This would be interesting to do, but not necessarily for the purposes of developing a reference curve. Again I think it comes down a difference of approach, and for a practical test application I don't really have any issues with the way Harman did it. It's more a question of how much you value wider compatibility. I think of it kind of like... our approach is a bit more condition-agnostic or 'de-siloed', with the ability to scale the concept to far more test situations, being backwards compatible with flat DF and scalable to future equipment as well, while Harman is specific to that test environment and equipment and will always carry those variables forward until they do the research again.
The other thing is that, in the event we do practical controlled tests with this and end up with a variable slope or preference boundaries like I'm advocating for, it can still be backwards compatible.

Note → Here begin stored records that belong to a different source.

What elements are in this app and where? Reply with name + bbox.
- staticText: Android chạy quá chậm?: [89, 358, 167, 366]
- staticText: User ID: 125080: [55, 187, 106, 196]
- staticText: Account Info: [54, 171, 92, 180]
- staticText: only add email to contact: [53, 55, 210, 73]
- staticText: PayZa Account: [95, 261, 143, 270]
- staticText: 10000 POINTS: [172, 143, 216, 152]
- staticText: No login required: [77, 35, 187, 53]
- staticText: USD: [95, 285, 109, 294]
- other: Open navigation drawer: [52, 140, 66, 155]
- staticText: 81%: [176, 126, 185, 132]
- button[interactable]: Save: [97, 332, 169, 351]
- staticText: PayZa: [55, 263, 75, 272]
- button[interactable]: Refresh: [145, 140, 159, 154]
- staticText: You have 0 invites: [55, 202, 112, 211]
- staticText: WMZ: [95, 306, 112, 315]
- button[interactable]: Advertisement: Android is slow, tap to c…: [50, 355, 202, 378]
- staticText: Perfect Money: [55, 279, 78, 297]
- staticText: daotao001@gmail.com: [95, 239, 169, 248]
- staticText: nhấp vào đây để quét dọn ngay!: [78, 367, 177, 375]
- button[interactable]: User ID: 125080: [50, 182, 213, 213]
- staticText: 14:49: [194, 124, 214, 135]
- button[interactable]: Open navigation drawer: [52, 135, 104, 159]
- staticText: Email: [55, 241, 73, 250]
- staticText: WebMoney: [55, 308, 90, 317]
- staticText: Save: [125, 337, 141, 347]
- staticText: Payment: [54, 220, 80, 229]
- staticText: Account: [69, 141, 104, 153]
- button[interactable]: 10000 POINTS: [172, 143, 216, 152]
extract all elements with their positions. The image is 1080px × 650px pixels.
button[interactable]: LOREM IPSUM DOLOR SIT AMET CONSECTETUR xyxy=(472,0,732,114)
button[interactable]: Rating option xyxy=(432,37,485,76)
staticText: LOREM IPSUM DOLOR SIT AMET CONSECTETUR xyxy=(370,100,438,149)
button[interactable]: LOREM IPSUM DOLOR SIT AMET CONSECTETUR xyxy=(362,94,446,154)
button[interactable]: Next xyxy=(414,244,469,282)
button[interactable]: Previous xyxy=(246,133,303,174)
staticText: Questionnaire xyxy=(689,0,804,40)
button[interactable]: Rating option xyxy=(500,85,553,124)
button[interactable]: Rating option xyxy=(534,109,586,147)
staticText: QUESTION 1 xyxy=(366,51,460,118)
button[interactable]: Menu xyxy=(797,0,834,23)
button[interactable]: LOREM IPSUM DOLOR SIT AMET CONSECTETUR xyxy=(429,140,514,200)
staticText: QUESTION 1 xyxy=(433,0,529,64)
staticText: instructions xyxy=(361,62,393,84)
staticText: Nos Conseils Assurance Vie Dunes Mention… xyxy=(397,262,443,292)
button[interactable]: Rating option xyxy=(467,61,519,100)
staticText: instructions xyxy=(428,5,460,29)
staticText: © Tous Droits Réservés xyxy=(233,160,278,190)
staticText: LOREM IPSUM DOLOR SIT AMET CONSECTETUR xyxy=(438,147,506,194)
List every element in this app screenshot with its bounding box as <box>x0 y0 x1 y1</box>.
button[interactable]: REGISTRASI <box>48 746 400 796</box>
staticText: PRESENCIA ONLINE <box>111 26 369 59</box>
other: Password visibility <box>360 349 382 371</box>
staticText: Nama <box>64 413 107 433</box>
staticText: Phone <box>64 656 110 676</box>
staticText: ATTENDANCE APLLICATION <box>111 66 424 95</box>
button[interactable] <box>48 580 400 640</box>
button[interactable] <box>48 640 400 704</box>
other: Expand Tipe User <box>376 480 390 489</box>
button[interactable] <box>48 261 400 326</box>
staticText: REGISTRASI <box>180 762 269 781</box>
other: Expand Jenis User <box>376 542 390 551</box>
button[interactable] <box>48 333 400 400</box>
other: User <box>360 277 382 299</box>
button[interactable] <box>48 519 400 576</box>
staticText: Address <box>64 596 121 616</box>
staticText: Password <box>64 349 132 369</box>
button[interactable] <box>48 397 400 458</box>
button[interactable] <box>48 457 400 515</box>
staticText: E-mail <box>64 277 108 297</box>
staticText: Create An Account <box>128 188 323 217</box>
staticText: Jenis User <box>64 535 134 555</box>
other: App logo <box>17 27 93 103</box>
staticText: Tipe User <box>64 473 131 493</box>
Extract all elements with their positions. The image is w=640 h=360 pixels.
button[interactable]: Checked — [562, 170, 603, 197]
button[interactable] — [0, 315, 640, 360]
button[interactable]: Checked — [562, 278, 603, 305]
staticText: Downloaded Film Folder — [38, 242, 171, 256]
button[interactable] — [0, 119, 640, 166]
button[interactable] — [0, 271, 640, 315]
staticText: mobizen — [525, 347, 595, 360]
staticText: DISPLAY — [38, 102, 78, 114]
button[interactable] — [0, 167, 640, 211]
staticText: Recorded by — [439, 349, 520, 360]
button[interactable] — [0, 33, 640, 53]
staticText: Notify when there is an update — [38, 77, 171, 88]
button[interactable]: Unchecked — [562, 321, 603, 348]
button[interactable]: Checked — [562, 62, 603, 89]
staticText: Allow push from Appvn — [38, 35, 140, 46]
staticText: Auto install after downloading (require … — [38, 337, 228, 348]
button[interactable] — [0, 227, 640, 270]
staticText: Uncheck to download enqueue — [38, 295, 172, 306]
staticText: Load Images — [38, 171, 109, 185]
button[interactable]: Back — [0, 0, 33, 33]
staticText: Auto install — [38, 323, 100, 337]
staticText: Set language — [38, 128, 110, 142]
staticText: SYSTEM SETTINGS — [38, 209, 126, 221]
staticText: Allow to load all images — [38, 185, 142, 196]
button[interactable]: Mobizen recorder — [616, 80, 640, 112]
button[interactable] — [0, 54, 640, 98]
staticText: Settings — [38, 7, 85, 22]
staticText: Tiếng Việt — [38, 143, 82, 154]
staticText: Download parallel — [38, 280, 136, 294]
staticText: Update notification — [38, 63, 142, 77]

If you look at the other research I referenced, you can see that while most of the slopes are variable to some degree, the Harman slope is the outlier being the most variable. We're not saying that's wrong... rather that it's worth considering what this looks like without those conditions. The one thing that seems consistent is the bass to treble delta that people prefer, and so it makes sense to go with that as the starting point.
Edit: And... just so folks properly understand this, DF and Harman in-room before the filters were applied is very similar (if the same smoothing gets applied). There was that additional preference adjustment to the top of the ear gain, and this is precisely where I'm going with preference boundaries around the target as well - the whole point of my thread on this topic.